The second year he got into teaching more. But that first year I was really just watching and learning. I didn’t get a lot of snaps. That was frustrating.
I think in the end it’s all about the fit for a player. It’s not about the round – it’s about the fit. If you’re a ‘tweener like I was as a defensive lineman it’s harder than if you’re smaller and have to gain weight – it’s easier to get bigger than to slim down. I went from 285 pounds to 255 pounds. But if I played defensive line at that weight I would have been good.
Give me some fun stories of your time in Pittsburgh?
Ah! Well, I was a classic Georgia boy. I was coming home from practice once, and I had an Isuzu Rodeo. This small car. It was snowing and the roads were icy and I had no idea how to drive in snow. Well, I wrecked my car a little and was n the side of the road stranded. I had no idea where I was and no one knew were I was. The all of the sudden Verron Haynes drives by. He stopped and laughed at me for like 15 minutes before he let me in his car! he told me I needed to get a heavier car.
I also remember the two key guys on defense then – Joey Porter and Larry Foote. They had a thing – each wanted to do the most and show the most. Their antics! Joey had that thing where he would throw his fist and kick after a play. So Larry had his thing where he did that stomp.
I remember the pregame fight Porter had where they said he spit.

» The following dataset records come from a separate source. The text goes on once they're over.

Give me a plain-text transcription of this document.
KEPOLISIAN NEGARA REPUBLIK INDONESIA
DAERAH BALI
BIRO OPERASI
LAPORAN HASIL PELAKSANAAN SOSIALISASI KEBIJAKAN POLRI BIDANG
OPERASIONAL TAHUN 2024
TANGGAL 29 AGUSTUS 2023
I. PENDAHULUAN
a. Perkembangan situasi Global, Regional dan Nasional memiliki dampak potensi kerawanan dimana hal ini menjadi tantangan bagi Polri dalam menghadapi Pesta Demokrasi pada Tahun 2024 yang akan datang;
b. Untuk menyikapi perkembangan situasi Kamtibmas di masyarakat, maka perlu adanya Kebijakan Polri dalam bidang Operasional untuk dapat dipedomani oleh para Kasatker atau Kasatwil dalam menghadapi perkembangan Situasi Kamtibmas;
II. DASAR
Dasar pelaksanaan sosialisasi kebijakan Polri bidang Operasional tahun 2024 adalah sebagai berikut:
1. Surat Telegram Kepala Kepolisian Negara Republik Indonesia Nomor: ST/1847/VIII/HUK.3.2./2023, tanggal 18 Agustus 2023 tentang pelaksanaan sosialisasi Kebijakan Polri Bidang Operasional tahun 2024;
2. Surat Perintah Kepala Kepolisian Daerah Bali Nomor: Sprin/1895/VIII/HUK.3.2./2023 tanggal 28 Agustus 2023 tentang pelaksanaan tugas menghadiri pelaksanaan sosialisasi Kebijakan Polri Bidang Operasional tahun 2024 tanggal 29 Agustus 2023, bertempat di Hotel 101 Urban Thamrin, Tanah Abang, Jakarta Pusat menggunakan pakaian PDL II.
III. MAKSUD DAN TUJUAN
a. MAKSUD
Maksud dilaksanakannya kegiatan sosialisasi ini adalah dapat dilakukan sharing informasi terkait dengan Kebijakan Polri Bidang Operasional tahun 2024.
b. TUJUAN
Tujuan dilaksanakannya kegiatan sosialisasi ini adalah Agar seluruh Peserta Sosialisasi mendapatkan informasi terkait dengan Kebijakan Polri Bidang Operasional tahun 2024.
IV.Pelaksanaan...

Well, he didn’t spit. But when Joey gets worked up he foams at the mouth! He just gets wound up and and talks all excitedly and foams in his mouth!
What would you tell people today about your time in Pittsburgh?
It was one of the best places I’ve ever been with. Understanding everything I said before, it wasn’t the best football-wise for me, but it was an amazing opportunity to play the game I love for a team whose coaches built a brotherhood of players and who’s owners were such stand-up guys. It was awesome.